If a client sends a host header, they may add undesired content after the port. If that content is an attack such as an SQL injection or remote code execution, it will be blocked by our security engine. However, if it’s not, it will be forwarded to the client. In this case, suppose a client sends the following HTTP header:

Host: Incapsula-customer.com:8888@test.incapsula.com

The host header will be sent as is to the client, as it has no attack signature. Then, if under any circumstances, the customer’s backend takes this host and treats it as a username:password@URL uri (such as root:Aa123456@mysystem.com), it will send this from the backend IP address, exposing it to the attacker.

Under What Circumstances Does That Happen?

We didn’t do a thorough research about this, but couldn’t actually find a situation where this actually does try to resolve the host header when it gets such a request. But it’s possible that some systems may do that.


So, getting the information about this attack vector was “out-of-band” for us in terms of the vulnerability response procedure. It did not come from our vulnerability response process where we track new vulnerabilities constantly. We got this information when it went public in Black Hat. In the night between Thursday and Friday (July 27th and 28th) we researched this, and set a silent rule to run on Incapsula CDN for several hours. This is our vulnerability response process that lets us inspect a rule without actually blocking global traffic and prevent false positives.

One may wonder why we would even bother to run this silently, as sending an extra @ after the port is a violation of the RFC (God forbid). From our experience, when protecting 100,000s of web applications, not everybody follows the RFC, and we can’t just block legitimate traffic for clients who are not sending HTTP traffic according to RFC.

After those few hours, we moved this mitigation to blocking mode. The only attack we observed was a self-generated one we did to test the mitigation on live production traffic:

Ever since we issued this mitigation, we haven’t seen anyone trying to use it.

I’m an Incapsula Customer – What Should I Do?

Nothing specific, any attempts like that will be blocked. Well, there’s one thing you should do as part of the onboarding to Incapsula, and if you haven’t done it – now’s the time. You should block all external IPs on your firewall except for Incapsula IPs, so all traffic to your web application must go through us. You can find this in our knowledge base page.

What If I Find a Vulnerability in Incapsula?

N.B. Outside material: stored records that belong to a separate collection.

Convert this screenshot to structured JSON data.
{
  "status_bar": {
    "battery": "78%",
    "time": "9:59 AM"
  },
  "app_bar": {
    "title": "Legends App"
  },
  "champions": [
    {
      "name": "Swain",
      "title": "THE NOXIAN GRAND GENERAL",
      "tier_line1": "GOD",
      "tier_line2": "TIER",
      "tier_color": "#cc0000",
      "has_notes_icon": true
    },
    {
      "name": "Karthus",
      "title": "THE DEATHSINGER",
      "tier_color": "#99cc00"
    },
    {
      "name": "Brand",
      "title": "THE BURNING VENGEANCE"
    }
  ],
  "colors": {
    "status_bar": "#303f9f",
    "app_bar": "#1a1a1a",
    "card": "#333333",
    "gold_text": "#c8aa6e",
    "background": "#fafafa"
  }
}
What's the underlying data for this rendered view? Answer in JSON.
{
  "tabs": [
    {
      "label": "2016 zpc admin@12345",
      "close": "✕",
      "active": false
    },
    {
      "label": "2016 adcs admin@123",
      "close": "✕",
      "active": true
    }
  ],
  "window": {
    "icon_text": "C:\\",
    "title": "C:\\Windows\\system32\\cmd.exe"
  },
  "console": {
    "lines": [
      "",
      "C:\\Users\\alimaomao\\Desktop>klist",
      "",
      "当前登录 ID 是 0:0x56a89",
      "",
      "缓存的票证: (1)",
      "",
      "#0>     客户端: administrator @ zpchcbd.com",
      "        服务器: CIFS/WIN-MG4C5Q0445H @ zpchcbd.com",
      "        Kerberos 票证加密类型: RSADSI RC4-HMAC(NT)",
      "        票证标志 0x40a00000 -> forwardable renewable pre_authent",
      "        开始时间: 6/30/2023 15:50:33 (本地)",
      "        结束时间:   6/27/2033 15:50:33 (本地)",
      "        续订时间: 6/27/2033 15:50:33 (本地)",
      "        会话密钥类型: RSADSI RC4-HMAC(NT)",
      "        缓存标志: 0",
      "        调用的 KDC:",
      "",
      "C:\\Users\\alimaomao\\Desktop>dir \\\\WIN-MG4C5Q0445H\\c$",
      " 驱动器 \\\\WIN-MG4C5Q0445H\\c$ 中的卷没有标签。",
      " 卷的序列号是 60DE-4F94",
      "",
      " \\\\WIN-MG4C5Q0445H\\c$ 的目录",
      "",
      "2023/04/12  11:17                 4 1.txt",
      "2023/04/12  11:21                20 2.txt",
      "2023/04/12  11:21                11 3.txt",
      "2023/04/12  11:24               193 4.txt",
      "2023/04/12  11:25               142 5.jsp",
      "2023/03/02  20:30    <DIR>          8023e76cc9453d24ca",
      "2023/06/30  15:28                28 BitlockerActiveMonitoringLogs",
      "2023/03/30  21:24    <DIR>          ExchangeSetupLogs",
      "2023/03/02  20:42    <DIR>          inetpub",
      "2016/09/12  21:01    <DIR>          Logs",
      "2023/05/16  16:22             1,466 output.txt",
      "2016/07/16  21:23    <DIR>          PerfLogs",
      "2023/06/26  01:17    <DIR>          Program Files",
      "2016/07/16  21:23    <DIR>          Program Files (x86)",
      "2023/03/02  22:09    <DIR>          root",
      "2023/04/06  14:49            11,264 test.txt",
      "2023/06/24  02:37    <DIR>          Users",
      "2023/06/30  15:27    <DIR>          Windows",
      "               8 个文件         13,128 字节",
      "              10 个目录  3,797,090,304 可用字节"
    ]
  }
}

Please contact us ASAP if you even think there might be a vulnerability in our systems. We will promptly get on top of it. Although we do not have a bounty program, we will try sending you some cool swag!

Bottom Line

Although we find the risk of this to be very low we decided to go for an emergency configuration upload to be on the safe side. As a reminder, Incapsula security content is updated almost daily to add new protection against the ever-changing web threats.